• Professor Tim Briggs says NHS must “drag back” private sector work
  • More than 30 clinical projects to reduce unwarranted variation will report by December 2018
  • Professor Chris Ham calls Getting It Right First Time “a promising intervention”

Professor Tim Briggs has said the NHS must stop “leaking” £1.4bn to private providers to ensure its survival.

Professor Briggs, who is leading the Getting It Right First Time programme to reduce unwarranted variation in the NHS, said today the service must become more competitive by reducing unwarranted variation, improving efficiency and driving up care standards.

Tim Briggs

‘We have to do things differently and we don’t have a lot of time,’ Tim Briggs said

Tim Briggs

He said: “£1.4bn of our money, taxpayers’ money, which could be used in the NHS is being invested in ‘any qualified provider’.

“We have to compete for that work and get it back to the NHS. That is the way we are going to be solvent.

“We have allowed money to leak away and we have to drag that back into the NHS to make it sustainable.”

Professor Briggs, a leading consultant orthopaedic surgeon, was speaking at a King’s Fund event in London to launch its report into GIRFT, which now covers more than 30 medical and surgical specialties.

Every trust is being provided with data to highlight areas of unwarranted variation, poor outcomes for patients and potential savings through better working practices and more efficient use of resources. The GIRFT team follow up initial visits to ensure trusts are achieving results.

Professor Briggs said 25 clinicians have been recruited to date to lead the various work streams and the GIRFT team had been expanded from five to 122.

Eleven projects examining surgical specialties are underway, with the report into general surgery due within six weeks and the remainder within a year.

Describing the general surgery report as “a gamechanger for the NHS”, Professor Briggs said a thirty-fold difference in infection rates across the country had been uncovered, ranging from 0.2 to 6 per cent. Readmission rates after 30 days also varied between hospitals from 3 per cent to 27 per cent.

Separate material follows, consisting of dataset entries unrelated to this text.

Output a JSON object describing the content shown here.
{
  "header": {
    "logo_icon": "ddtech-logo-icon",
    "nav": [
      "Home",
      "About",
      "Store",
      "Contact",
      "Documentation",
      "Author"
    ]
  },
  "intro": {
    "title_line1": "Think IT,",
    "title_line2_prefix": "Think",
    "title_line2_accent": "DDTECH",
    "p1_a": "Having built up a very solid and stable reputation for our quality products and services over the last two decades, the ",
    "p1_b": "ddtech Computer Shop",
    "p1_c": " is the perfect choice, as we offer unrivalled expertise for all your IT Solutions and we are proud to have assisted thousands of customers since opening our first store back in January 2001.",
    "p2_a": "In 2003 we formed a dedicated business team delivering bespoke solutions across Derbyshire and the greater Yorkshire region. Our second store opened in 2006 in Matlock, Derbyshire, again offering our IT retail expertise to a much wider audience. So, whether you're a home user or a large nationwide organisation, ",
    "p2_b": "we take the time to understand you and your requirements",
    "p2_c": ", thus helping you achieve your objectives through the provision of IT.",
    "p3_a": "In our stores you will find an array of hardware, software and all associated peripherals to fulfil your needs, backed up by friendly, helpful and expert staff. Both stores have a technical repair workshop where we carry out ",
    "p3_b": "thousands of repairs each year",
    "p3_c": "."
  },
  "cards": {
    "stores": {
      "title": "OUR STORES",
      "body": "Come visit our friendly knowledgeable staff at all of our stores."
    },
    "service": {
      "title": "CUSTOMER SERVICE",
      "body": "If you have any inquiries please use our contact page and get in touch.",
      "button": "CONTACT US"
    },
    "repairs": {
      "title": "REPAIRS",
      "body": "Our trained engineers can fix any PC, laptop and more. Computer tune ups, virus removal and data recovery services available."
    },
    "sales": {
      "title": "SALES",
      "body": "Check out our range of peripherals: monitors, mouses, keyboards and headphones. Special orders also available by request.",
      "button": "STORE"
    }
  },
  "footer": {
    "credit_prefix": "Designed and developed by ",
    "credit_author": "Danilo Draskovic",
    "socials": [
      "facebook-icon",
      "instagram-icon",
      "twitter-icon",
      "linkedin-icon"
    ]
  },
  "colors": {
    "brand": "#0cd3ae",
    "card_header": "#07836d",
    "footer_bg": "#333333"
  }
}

He said huge variation was also being uncovered by other GIRFT teams in litigation.

In obstetrics, there were more than 8,000 claims costing £5.3bn in the last five years, amounting to an average cost of £1,389 per live birth.

However, at the best performing trust, the litigation cost per live birth was £75 – compared to £6,980 at the worst performing trust.

The King’s Fund report by Nick Timmins suggested GIRFT’s success will be down to the team supporting clinicians and management by providing evidence on where efficiencies could be made and better practices introduced.

However, Professor Briggs said the next stage was implementing the necessary changes.

“We have to do things differently and we don’t have a lot of time. We are going to have to stop asking people to do this. We are going to have to tell people we are going to reorganise services to fix this problem,” he said.

He said GIRFT reports would “highlight what good looks like” and he had told Jeremy Hunt metrics would be produced for each specialty by December 2018.

“There is no doubt that if we can get everyone to good, clinical outcomes for patients will be so much better and complications and unwarranted variation will be squeezed out.

“The data trusts will be able to see will cover 90 per cent of their work. Trusts will be able to look at each other’s data because, let’s face, it no one likes to be in the bottom 25 per cent and I think we are going to see great change.

“This is the first time everything has been aligned. NHS Improvement, NHS England, the Care Quality Commission, politicians, clinicians are all aligned and driving this process. I think we now all see it as a solution,” he added.

Professor Chris Ham, chief executive of the King’s Fund, said GIRFT was “one of the most promising interventions” that could lead to changes in clinical practice to improve productivity.

He said: “There is a lot of potential to do more with what we have got. It shows what can be achieved when the NHS acts on the evidence.”